Friday, June 17, 2005

Queen of Hearts Psychology

A tag for extreme externalism & rejection of transparency of sense:

Queen of Hearts Psychology.

From Alice in Wonderland:

"The Queen had only one way of settling all difficulties, great or small. 'Off with his head!' she said, without even looking round."

Someone who thinks that rationality "ain't in the head" might be described as following a similar policy.

Millikan provides a suggestion in "WQP" for developing a moderate view of meaning rationalism, but dismisses it on the grounds that the meaning rationalist is committed to meaning and rationality being completely in the head. Her suggestion is roughly that we can count as knowing sameness and difference of thought content a priori so long as we inhabit a favorable environment. But since we cannot know a priori that we are in a favorable environment, it seems that we can't know sameness and difference of content a priori.

That argument assumes that if we know a priori that two contents are the same or different, then we know a priori that the environment is favorable. Why not reject that assumption?

Rejecting it would go along with denying that to know a priori whether two contents are the same or different requires excluding all possible doubt that they are different or the same.

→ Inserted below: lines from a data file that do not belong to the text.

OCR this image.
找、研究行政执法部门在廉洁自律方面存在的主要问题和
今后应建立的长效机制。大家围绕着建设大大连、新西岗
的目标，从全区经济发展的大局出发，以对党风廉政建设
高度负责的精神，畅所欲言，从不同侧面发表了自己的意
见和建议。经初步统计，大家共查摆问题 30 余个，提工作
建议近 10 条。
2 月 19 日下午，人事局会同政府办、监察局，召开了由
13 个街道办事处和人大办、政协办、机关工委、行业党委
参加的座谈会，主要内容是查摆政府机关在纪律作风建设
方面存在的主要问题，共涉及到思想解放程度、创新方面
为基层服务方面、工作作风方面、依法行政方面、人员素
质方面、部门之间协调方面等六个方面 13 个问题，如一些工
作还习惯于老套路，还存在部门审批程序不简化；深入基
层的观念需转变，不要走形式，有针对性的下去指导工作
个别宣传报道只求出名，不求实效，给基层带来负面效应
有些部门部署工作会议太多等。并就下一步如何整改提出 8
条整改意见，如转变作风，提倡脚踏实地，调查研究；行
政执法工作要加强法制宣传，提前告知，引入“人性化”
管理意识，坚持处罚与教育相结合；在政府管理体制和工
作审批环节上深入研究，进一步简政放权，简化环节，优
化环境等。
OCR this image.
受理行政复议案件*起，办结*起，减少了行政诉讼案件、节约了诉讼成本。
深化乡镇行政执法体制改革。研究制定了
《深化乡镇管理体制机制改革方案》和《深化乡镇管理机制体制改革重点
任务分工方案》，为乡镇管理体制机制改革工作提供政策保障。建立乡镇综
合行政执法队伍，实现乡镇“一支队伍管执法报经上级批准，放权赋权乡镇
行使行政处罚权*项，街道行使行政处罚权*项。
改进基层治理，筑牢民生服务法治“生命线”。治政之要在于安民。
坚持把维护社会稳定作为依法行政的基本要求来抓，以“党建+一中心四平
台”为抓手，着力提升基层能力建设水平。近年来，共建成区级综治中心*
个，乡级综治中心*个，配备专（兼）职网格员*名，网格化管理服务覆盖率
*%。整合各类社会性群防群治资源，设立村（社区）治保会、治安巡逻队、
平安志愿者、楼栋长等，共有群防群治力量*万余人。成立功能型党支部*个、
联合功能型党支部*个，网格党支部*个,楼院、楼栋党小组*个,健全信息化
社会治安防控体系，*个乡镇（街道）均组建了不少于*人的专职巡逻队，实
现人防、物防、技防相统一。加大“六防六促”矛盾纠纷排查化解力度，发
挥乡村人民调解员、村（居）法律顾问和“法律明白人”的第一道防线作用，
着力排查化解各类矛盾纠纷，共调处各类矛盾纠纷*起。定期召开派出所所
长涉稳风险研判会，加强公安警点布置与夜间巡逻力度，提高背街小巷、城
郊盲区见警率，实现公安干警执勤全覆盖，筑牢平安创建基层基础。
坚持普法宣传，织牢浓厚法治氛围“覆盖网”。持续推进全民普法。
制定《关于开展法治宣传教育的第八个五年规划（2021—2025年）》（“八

In favorable circumstances, we could then credit a subject with a priori knowledge of the contents of his thoughts. In unfavorable circumstances (twin-Earth switching cases, the presence of lots of barn facades, zookeepers painting donkeys to look like zebras), one's ability to tell sameness and difference of content a priori breaks down.

Adopting this approach would even make dynamic thoughts possible: the standard worries about dynamic thoughts (e.g., that it is never in principle impossible that one is mistaken when one reidentifies an object at different times) could be handled. A subject could maintain a single singular sense for an object through time and across different sensory modalities.

This is a way of working out the view Campbell argues for in "Is Sense Transparent" and that Evans takes for granted in parts of VoR (in the discussion of "here" thoughts, e.g. in Ch. 7).

The point of all of this is to make externalism compatible with a circumscribed version of what Millikan calls "meaning rationalism".